Perturbed Admissibility Rules, Spectral Stability, and the Universality Class of Emergent Lorentzian Geometry in VERSF
The previous Stage VI paper showed that a simple seven-state refinement substrate — the K = 7 wheel — could generate stable continuum geometry through explicit spectral refinement dynamics. The wheel consisted of one central hub state connected to six cyclic boundary states, and remarkably, the entire refinement system collapsed into a clean mathematical structure with a spectral gap of exactly one-half, exponential contraction of incoherent modes, and a finite continuum Lipschitz constant.
This new paper asks the next natural question: what happens when the substrate is no longer perfectly symmetric?
In ordinary physics, microscopic systems are never exact. Real systems contain noise, disorder, asymmetry, local defects, and fluctuations. If the wheel only worked when every transition weight was perfectly tuned, then it would remain an elegant toy construction but would struggle to resemble a physically meaningful substrate.
What the paper shows is that the K = 7 wheel is surprisingly robust.
Small admissibility-preserving perturbations do not destroy the coherent refinement flow. The key structural features survive:
- the unique coherent transport sector,
- the positive spectral gap,
- exponential refinement contraction,
- entropy contraction,
- and the emergence of smooth Lorentzian continuum geometry.

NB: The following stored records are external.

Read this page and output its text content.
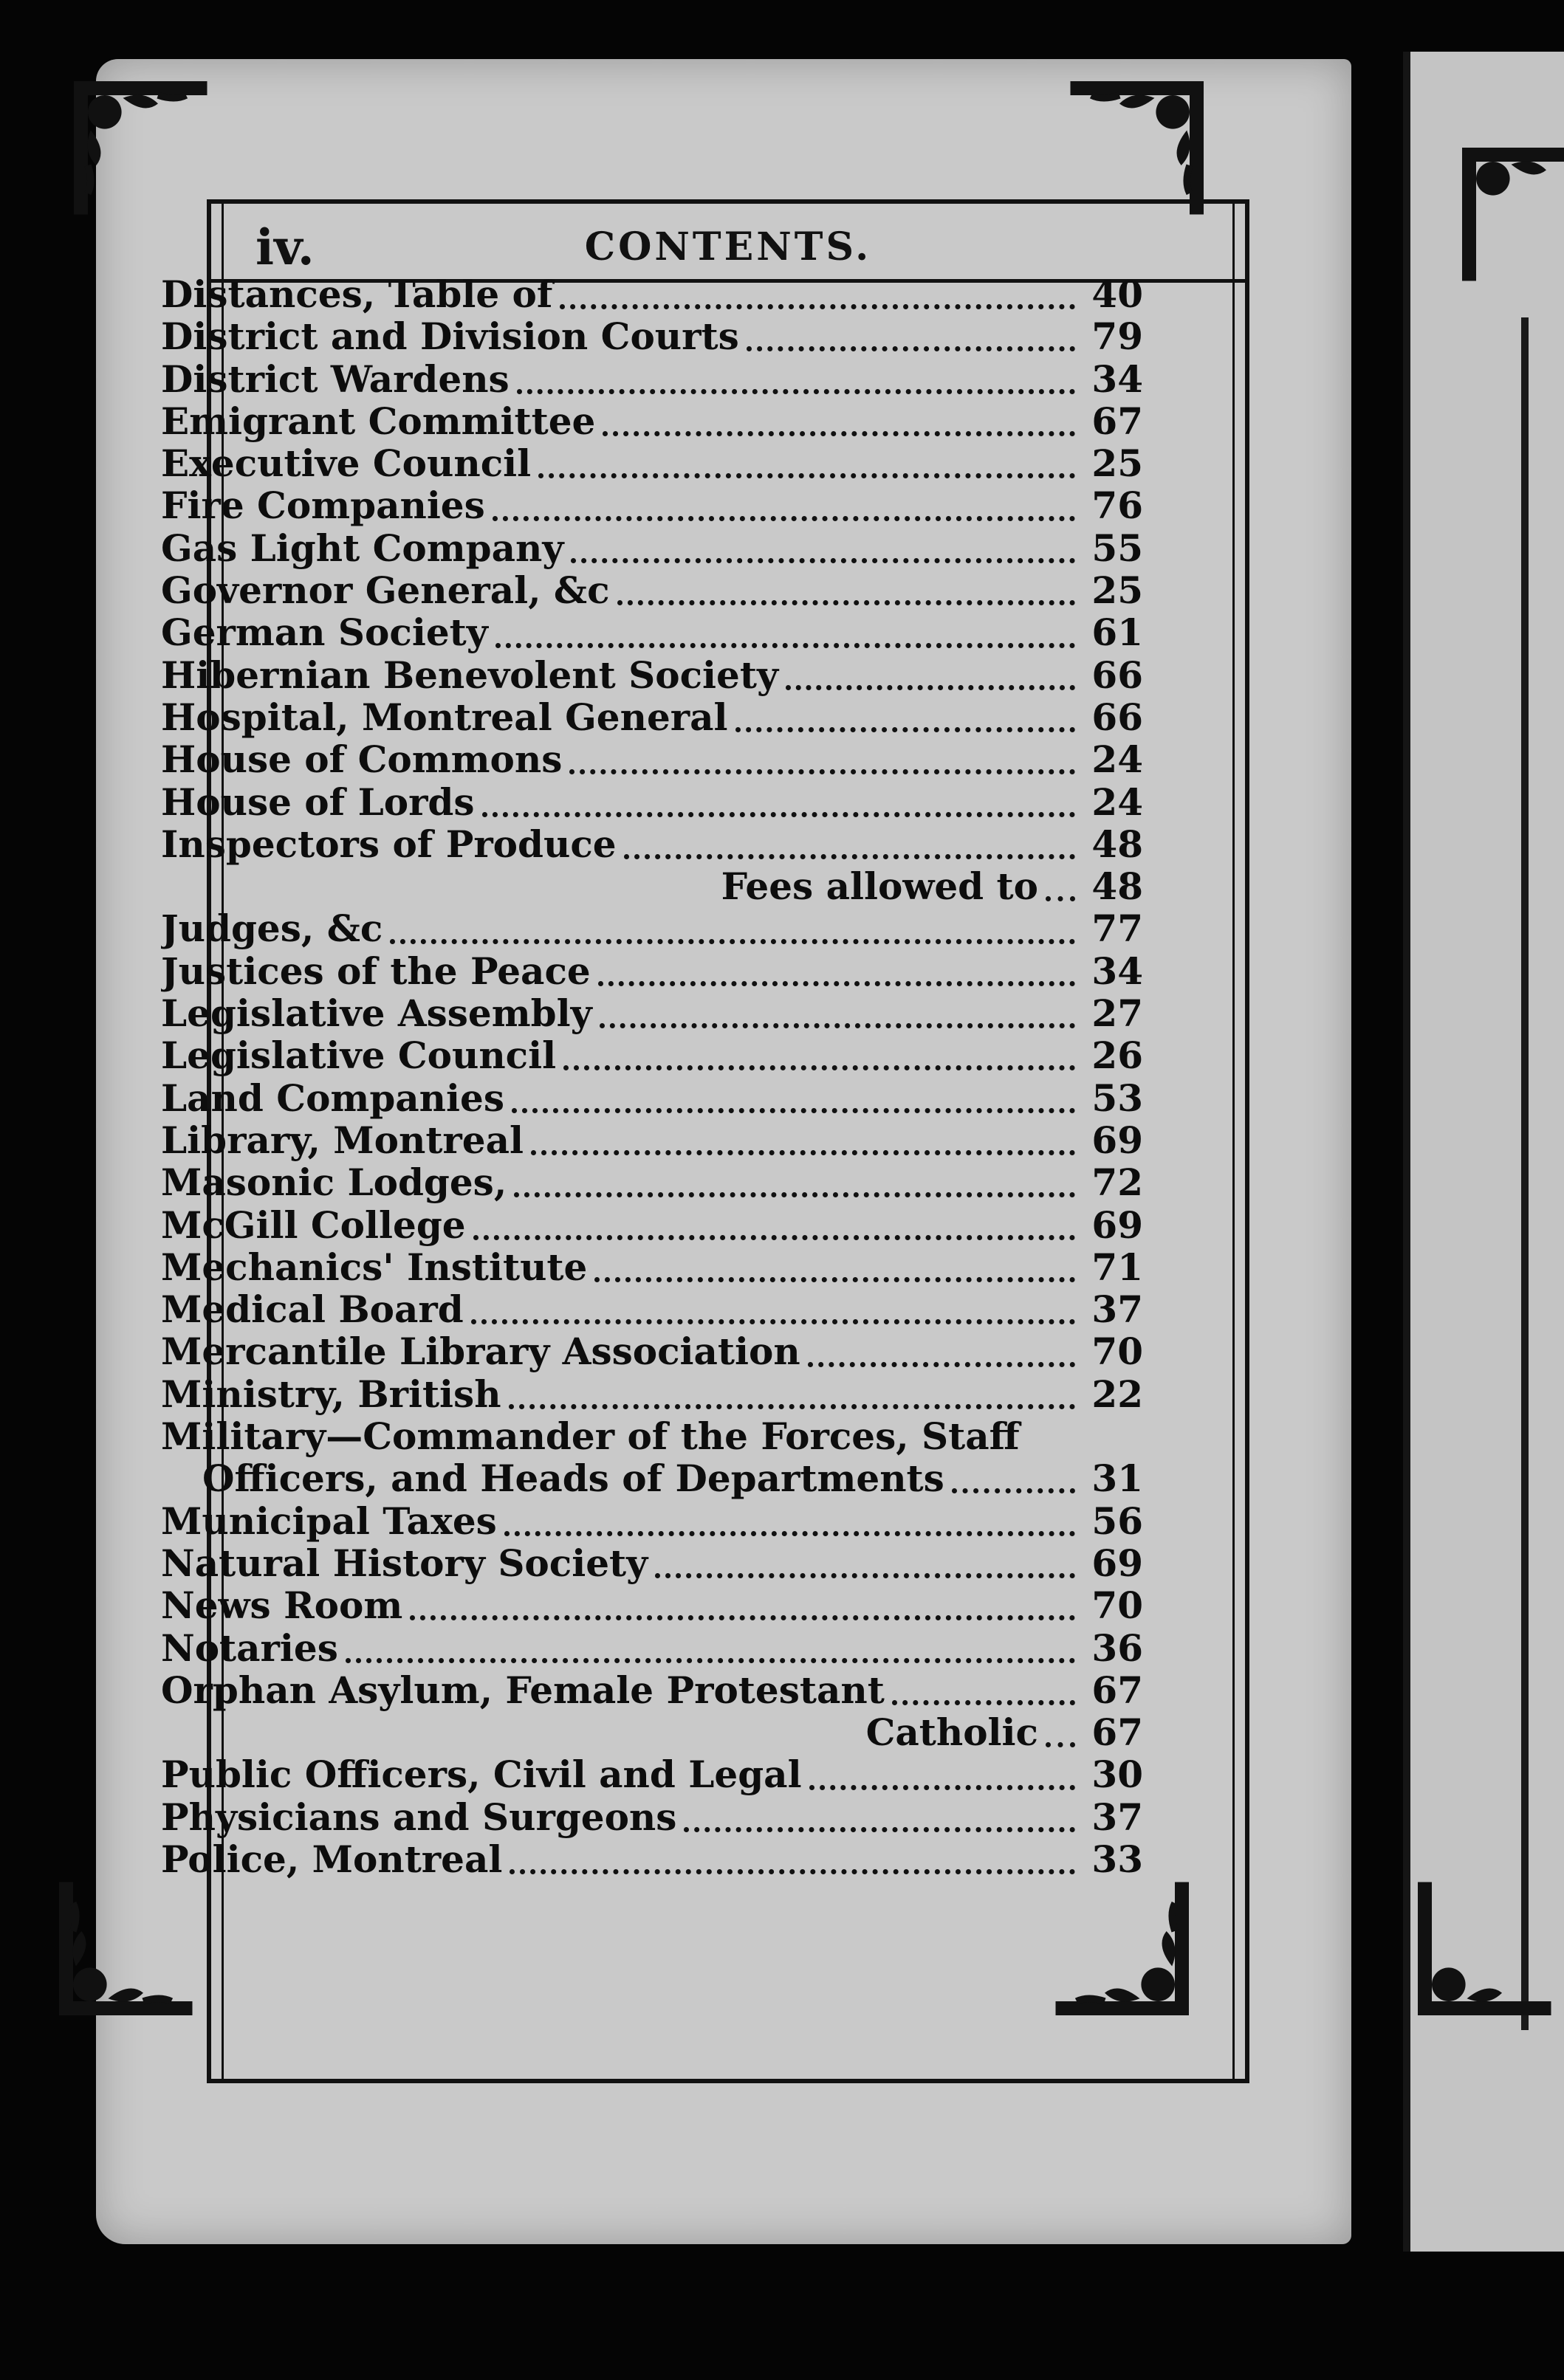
iv.	CONTENTS.
Distances, Table of	40
District and Division Courts	79
District Wardens	34
Emigrant Committee	67
Executive Council	25
Fire Companies	76
Gas Light Company	55
Governor General, &c	25
German Society	61
Hibernian Benevolent Society	66
Hospital, Montreal General	66
House of Commons	24
House of Lords	24
Inspectors of Produce	48
Fees allowed to 48
Judges, &c	77
Justices of the Peace	34
Legislative Assembly	27
Legislative Council	26
Land Companies	53
Library, Montreal	69
Masonic Lodges,	72
McGill College	69
Mechanics' Institute	71
Medical Board	37
Mercantile Library Association	70
Ministry, British	22
Military—Commander of the Forces, Staff
Officers, and Heads of Departments	31
Municipal Taxes	56
Natural History Society	69
News Room	70
Notaries	36
Orphan Asylum, Female Protestant	67
Catholic 67
Public Officers, Civil and Legal	30
Physicians and Surgeons	37
Police, Montreal	33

Even more interestingly, the paper uncovers something stronger than simple robustness. Certain perturbations are completely invisible to the spectrum itself. Because of the wheel’s dihedral symmetry, entire classes of antisymmetric perturbations leave the eigenvalues unchanged exactly — not approximately, but identically, to all orders in the perturbation strength. The eigenvectors rotate, but the spectral gap remains fixed at:ϵgap=21.
This turns the spectral gap from merely a computed quantity into something much deeper: a symmetry-protected structural invariant of the wheel architecture. In other words, part of the substrate’s geometric stability is protected directly by symmetry itself.
The paper also demonstrates that even perturbations which do change the spectrum affect it much more weakly than worst-case operator theory would suggest. The measured spectral sensitivity is around six times smaller than the conservative Bauer–Fike stability bound. That means the wheel architecture possesses hidden robustness beyond what generic matrix perturbation theory alone would predict.
One of the most important conceptual developments is the introduction of the K = 7 refinement universality class. Instead of treating the canonical wheel as one isolated perfect construction, the paper defines an entire open family of admissible refinement substrates that all flow toward the same large-scale geometric behaviour. Different microscopic details produce slightly different numerical constants, but the macroscopic continuum structure remains the same:
- one persistent coherent sector,
- trapped incoherent modes,
- exponential refinement convergence,
- geometric entropy contraction,
- and finite continuum regularity.
This is the kind of behaviour normally associated with universality in statistical physics and renormalisation group theory, where many different microscopic systems converge toward the same large-scale physical structure.
The paper also begins pointing toward the next frontier in the programme. If local perturbations preserve geometry, then larger or more concentrated defects may not simply damage the continuum — they may generate structure inside it. The final sections raise the possibility that local breakdowns in refinement coherence could eventually correspond to:
- effective curvature,
- trapped energy,
- matter-like excitations,
- or defect-generated physical structure.
That remains speculative for now, but it naturally leads toward the next stage of the geometry programme: understanding how physics itself may emerge from defects and excitations living on the refinement substrate.